Смерть Дэвида была, пожалуй, самым большим потрясением моего детства. Хотя нет, не самым. Через несколько месяцев после смерти Дэвида пятилетний Ли потерял сознание и рухнул на пол в гостиной. Мама подхватила его на руки и трясла, но Ли не очнулся. Пару минут спустя я тоже начала терять сознание. Сказав мне: «Ложись в кровать, я приду за тобой», мама сгребла Ли в охапку и побежала с ним куда-то. У меня кружилась голова, я не понимала, что происходит, но решительно отказалась слушаться. Меня одолевали сомнения. Держась за стены, выползла из дома, улеглась на землю во дворе и там потихоньку пришла в себя. Я увидела маму – она сидела на бетонном тротуаре у подъезда к нашему дому с Ли на руках. Брат очнулся. Но мы все никак не могли понять, что же случилось. Мама позвонила соседу, и какое-то время спустя выяснилось, что настенный обогреватель сломался и заполнил дом угарным газом. Ли был самым младшим и слабым в семье, поэтому упал в обморок первым. Я была постарше, продержалась немного дольше, но останься внутри, как мне велели, – умерла бы. Это происшествие, вкупе с трагической гибелью Дэвида, изменило мою жизнь.
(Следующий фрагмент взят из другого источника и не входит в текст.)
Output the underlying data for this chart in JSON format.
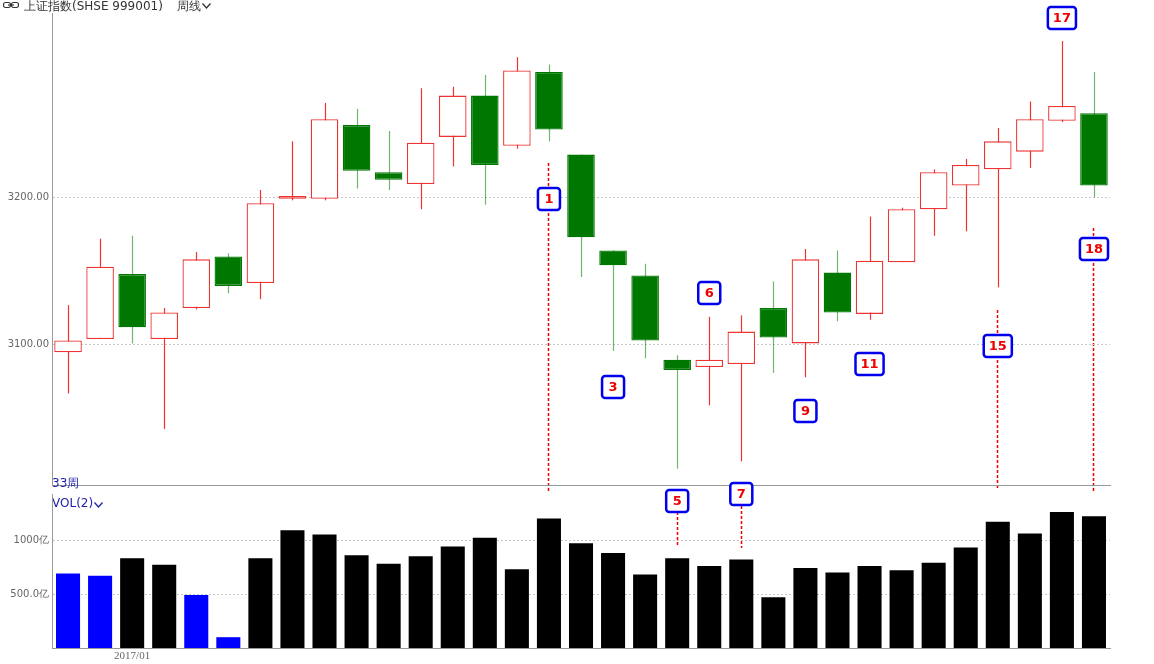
{
  "chart_data": [
    {
      "type": "candlestick",
      "title": "上证指数(SHSE 999001)",
      "subtitle": "周线",
      "categories": [
        null,
        null,
        null,
        null,
        null,
        null,
        null,
        null,
        null,
        null,
        null,
        null,
        null,
        null,
        null,
        null,
        null,
        null,
        null,
        null,
        null,
        null,
        null,
        null,
        null,
        null,
        null,
        null,
        null,
        null,
        null,
        null,
        null
      ],
      "ohlc": [
        [
          3095,
          3127,
          3067,
          3103
        ],
        [
          3104,
          3172,
          3104,
          3153
        ],
        [
          3148,
          3174,
          3101,
          3112
        ],
        [
          3104,
          3125,
          3043,
          3122
        ],
        [
          3125,
          3163,
          3124,
          3158
        ],
        [
          3160,
          3162,
          3135,
          3140
        ],
        [
          3142,
          3205,
          3131,
          3196
        ],
        [
          3199,
          3238,
          3198,
          3201
        ],
        [
          3199,
          3264,
          3198,
          3253
        ],
        [
          3249,
          3260,
          3206,
          3218
        ],
        [
          3217,
          3245,
          3205,
          3212
        ],
        [
          3209,
          3274,
          3192,
          3237
        ],
        [
          3241,
          3275,
          3221,
          3269
        ],
        [
          3269,
          3283,
          3195,
          3222
        ],
        [
          3235,
          3295,
          3233,
          3286
        ],
        [
          3285,
          3290,
          3238,
          3246
        ],
        [
          3229,
          3229,
          3146,
          3173
        ],
        [
          3164,
          3164,
          3096,
          3154
        ],
        [
          3147,
          3155,
          3091,
          3103
        ],
        [
          3090,
          3093,
          3016,
          3083
        ],
        [
          3085,
          3119,
          3059,
          3090
        ],
        [
          3087,
          3120,
          3021,
          3109
        ],
        [
          3125,
          3143,
          3081,
          3105
        ],
        [
          3101,
          3165,
          3078,
          3158
        ],
        [
          3149,
          3164,
          3116,
          3122
        ],
        [
          3121,
          3187,
          3117,
          3157
        ],
        [
          3156,
          3193,
          3156,
          3192
        ],
        [
          3192,
          3219,
          3174,
          3217
        ],
        [
          3208,
          3226,
          3177,
          3222
        ],
        [
          3219,
          3247,
          3139,
          3238
        ],
        [
          3231,
          3265,
          3220,
          3253
        ],
        [
          3252,
          3306,
          3251,
          3262
        ],
        [
          3257,
          3285,
          3200,
          3208
        ]
      ],
      "colors": [
        "#ee3333",
        "#ee3333",
        "#007700",
        "#ee3333",
        "#ee3333",
        "#007700",
        "#ee3333",
        "#ee3333",
        "#ee3333",
        "#007700",
        "#007700",
        "#ee3333",
        "#ee3333",
        "#007700",
        "#ee3333",
        "#007700",
        "#007700",
        "#007700",
        "#007700",
        "#007700",
        "#ee3333",
        "#ee3333",
        "#007700",
        "#ee3333",
        "#007700",
        "#ee3333",
        "#ee3333",
        "#ee3333",
        "#ee3333",
        "#ee3333",
        "#ee3333",
        "#ee3333",
        "#007700"
      ],
      "ylim": [
        3005,
        3325
      ],
      "yticks": [
        {
          "value": 3100,
          "label": "3100.00"
        },
        {
          "value": 3200,
          "label": "3200.00"
        }
      ],
      "grid": "y",
      "tick_labels": "y",
      "annotations": [
        "1",
        "3",
        "6",
        "9",
        "11",
        "15",
        "17",
        "18",
        "33周"
      ]
    },
    {
      "type": "bar",
      "title": "VOL(2)",
      "categories": [
        null,
        null,
        "2017/01",
        null,
        null,
        null,
        null,
        null,
        null,
        null,
        null,
        null,
        null,
        null,
        null,
        null,
        null,
        null,
        null,
        null,
        null,
        null,
        null,
        null,
        null,
        null,
        null,
        null,
        null,
        null,
        null,
        null,
        null
      ],
      "values": [
        690,
        670,
        830,
        770,
        490,
        100,
        830,
        1090,
        1050,
        860,
        780,
        850,
        940,
        1020,
        730,
        1200,
        970,
        880,
        680,
        830,
        760,
        820,
        470,
        740,
        700,
        760,
        720,
        790,
        930,
        1170,
        1060,
        1260,
        1220
      ],
      "colors": [
        "#0000ff",
        "#0000ff",
        "#000000",
        "#000000",
        "#0000ff",
        "#0000ff",
        "#000000",
        "#000000",
        "#000000",
        "#000000",
        "#000000",
        "#000000",
        "#000000",
        "#000000",
        "#000000",
        "#000000",
        "#000000",
        "#000000",
        "#000000",
        "#000000",
        "#000000",
        "#000000",
        "#000000",
        "#000000",
        "#000000",
        "#000000",
        "#000000",
        "#000000",
        "#000000",
        "#000000",
        "#000000",
        "#000000",
        "#000000"
      ],
      "ylim": [
        0,
        1426
      ],
      "yticks": [
        {
          "value": 500,
          "label": "500.0亿"
        },
        {
          "value": 1000,
          "label": "1000亿"
        }
      ],
      "grid": "y",
      "annotations": [
        "5",
        "7"
      ]
    }
  ]
}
Я твердо пришла к выводу: всегда нужно думать самостоятельно, что бы ни случилось. Каждый раз следует прикинуть, как поступить, – и действовать. Даже если решение противоречит наставлениям родителей или учителей. Я следовала своей интуиции, своим ощущениям. Порой мое чутье спасало меня от верной смерти или травм. Я не винила маму. Ни в смерти Дэвида, ни в том, что она не догадалась вывести всех из дома в момент опасности, ее вины не было. И все же, будучи ребенком, я считала ее отчасти причиной произошедшего. Мама была жертвой нищеты, необразованной иммигранткой. Не умела тщательно обдумывать, взвешивать все «за» и «против», слепо доверяла авторитету, ведь так ее воспитали. Да и не только ее – многих людей того времени. И все же послушание и неумение мыслить критически привели к тяжкой утрате. Тогда я и решила: в моей жизни все будет иначе.